In what he called the "greatest conflict between moral and civil rights" in Pennsylvania's history, Governor Earle made his position clear at the outset of his tour. Virtually all anthracite miners are descendants of English, Irish. Welsh and Slavic laborers imported for the purpose since 1830. "The operators,'' said the Governor, "brought these people into the mining regions and made millions off them. Then they suddenly closed down the mines and said, 'Go make your living on thin air.' I am afraid there can be no solution until the operators recognize their moral obligations to these people."

Trailing a party of officials and newshawks behind him, the Governor tramped across raw hills and black-running streams, clasped grimy hands at the mouths of hillside holes, got his face smudged 800 ft. underground in an abandoned mine, heard the 'leggers' story from their own lips. Perhaps 40% of them, he learned, are onetime farmers and laborers who have never done any legitimate mining. Every one of them would be glad to quit if the legitimate mines would reopen. Unlike Prohibition's liquor 'leggers. they are not growing rich. Joe Filyac, Eddie Wall, Glen Wright, Joe Maratowicz and many another 'legger informed the Governor that for ten hours of cramped, backbreaking work they made $2 or $3 per day. Of the appalling risks they run, the men did not complain. But Governor Earle could see with his own eyes their homemade tipples, their lack of any but the crudest safety devices. J. Robert Bazley, president of Pottsville's Chamber of Commerce and board chairman of Pottsville Hospital, reported that free care of injured 'leggers had cost the hospital $3,500 in the past six months. He estimated that every 200 tons of bootleg coal cost the life of one miner.

The merchants, bankers, politicians, clergymen and educators who flocked to Governor Earle s conferences unanimously deplored their local anarchy, unanimously opposed any suggestion of stopping it by force. Cried Mahanoy City's Lithuanian Parish priest, Rev. Pius Czesnas: "I would go myself to fight the National Guard."

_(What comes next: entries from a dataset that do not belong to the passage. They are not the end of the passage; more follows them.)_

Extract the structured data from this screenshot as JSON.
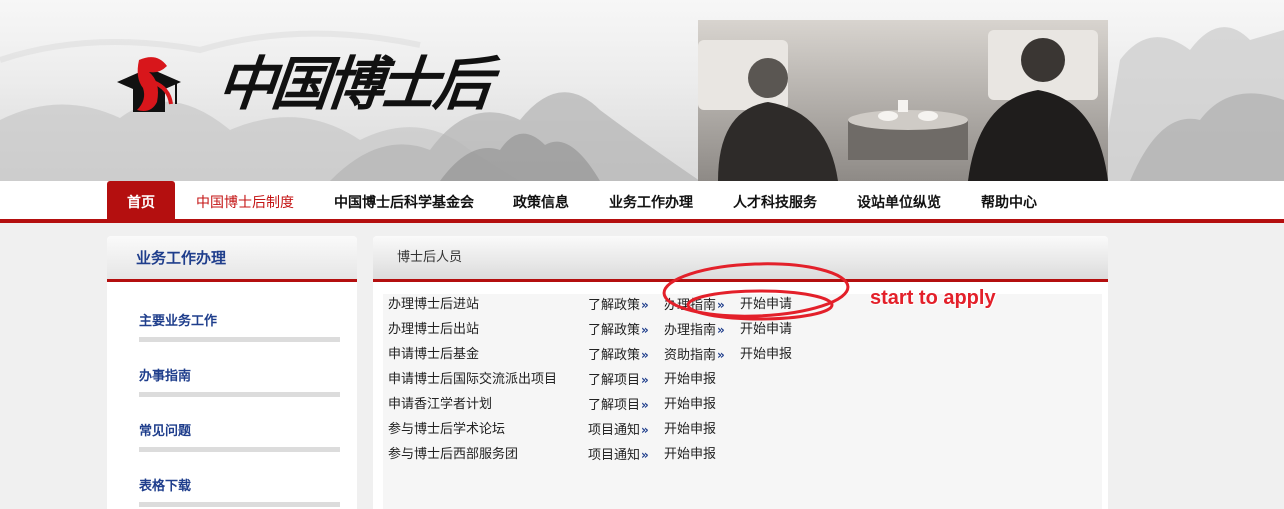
{
  "site": {
    "title": "中国博士后"
  },
  "nav": {
    "items": [
      {
        "label": "首页"
      },
      {
        "label": "中国博士后制度"
      },
      {
        "label": "中国博士后科学基金会"
      },
      {
        "label": "政策信息"
      },
      {
        "label": "业务工作办理"
      },
      {
        "label": "人才科技服务"
      },
      {
        "label": "设站单位纵览"
      },
      {
        "label": "帮助中心"
      }
    ]
  },
  "sidebar": {
    "title": "业务工作办理",
    "links": [
      "主要业务工作",
      "办事指南",
      "常见问题",
      "表格下载"
    ]
  },
  "main": {
    "section_title": "博士后人员",
    "rows": [
      {
        "name": "办理博士后进站",
        "a": "了解政策",
        "b": "办理指南",
        "c": "开始申请"
      },
      {
        "name": "办理博士后出站",
        "a": "了解政策",
        "b": "办理指南",
        "c": "开始申请"
      },
      {
        "name": "申请博士后基金",
        "a": "了解政策",
        "b": "资助指南",
        "c": "开始申报"
      },
      {
        "name": "申请博士后国际交流派出项目",
        "a": "了解项目",
        "b": "开始申报",
        "c": ""
      },
      {
        "name": "申请香江学者计划",
        "a": "了解项目",
        "b": "开始申报",
        "c": ""
      },
      {
        "name": "参与博士后学术论坛",
        "a": "项目通知",
        "b": "开始申报",
        "c": ""
      },
      {
        "name": "参与博士后西部服务团",
        "a": "项目通知",
        "b": "开始申报",
        "c": ""
      }
    ]
  },
  "annotation": {
    "text": "start to apply",
    "color": "#e3202a"
  },
  "colors": {
    "brand_red": "#b40f0f",
    "link_blue": "#1f3e8c"
  },
  "icons": {
    "arrow": "»"
  }
}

Some witnesses suggested that the Government subsidize the operators to enable them to reopen their mines. Some wanted the mines taken over by the State or nation. One Congressman proposed that the operators be forced to reopen by taxing idle coal lands to the point of confiscation. Nobody blamed the 'leggers; everybody blamed the operators. Seven companies,* it was said, owned 85% of all anthracite lands. Hot were the charges that these absentee landlords refused to lease their lands to miners because they were doggedly determined to maintain a monopolistic price. Another popular charge was that behind the coal companies stood great Interests who controlled other fuels, did not care whether anthracite markets were revived or not.

When Governor Earle called for replies from representatives of the Anthracite Institute, operators' trade association, they held their tongues. The operators have generally been content to stand outraged on their legal rights. But they have also complained that as heavy taxpayers they could never regain prosperity while tax-evading bootleggers were underselling them.

After three days Governor Earle confessed himself no nearer a solution than he had been before. Best he could propose was that the Legislature, meeting Jan. 5, should as its first act create an investigating commission of miners, operators and civic leaders, charged to report within four months. Meantime, he promised, 'leggers could continue without fear of police or troops. The commission, said the Governor, would certainly consider "whether this great national resource should be controlled by a few corporations" and "whether the anthracite districts can expect humane treatment from absentee landowners such as these great corporations."

*Glen Alden, Philadelphia & Reading Coal & Iron. Lehigh Valley. Hudson, Susquehanna, Lehigh Navigation, Pittston.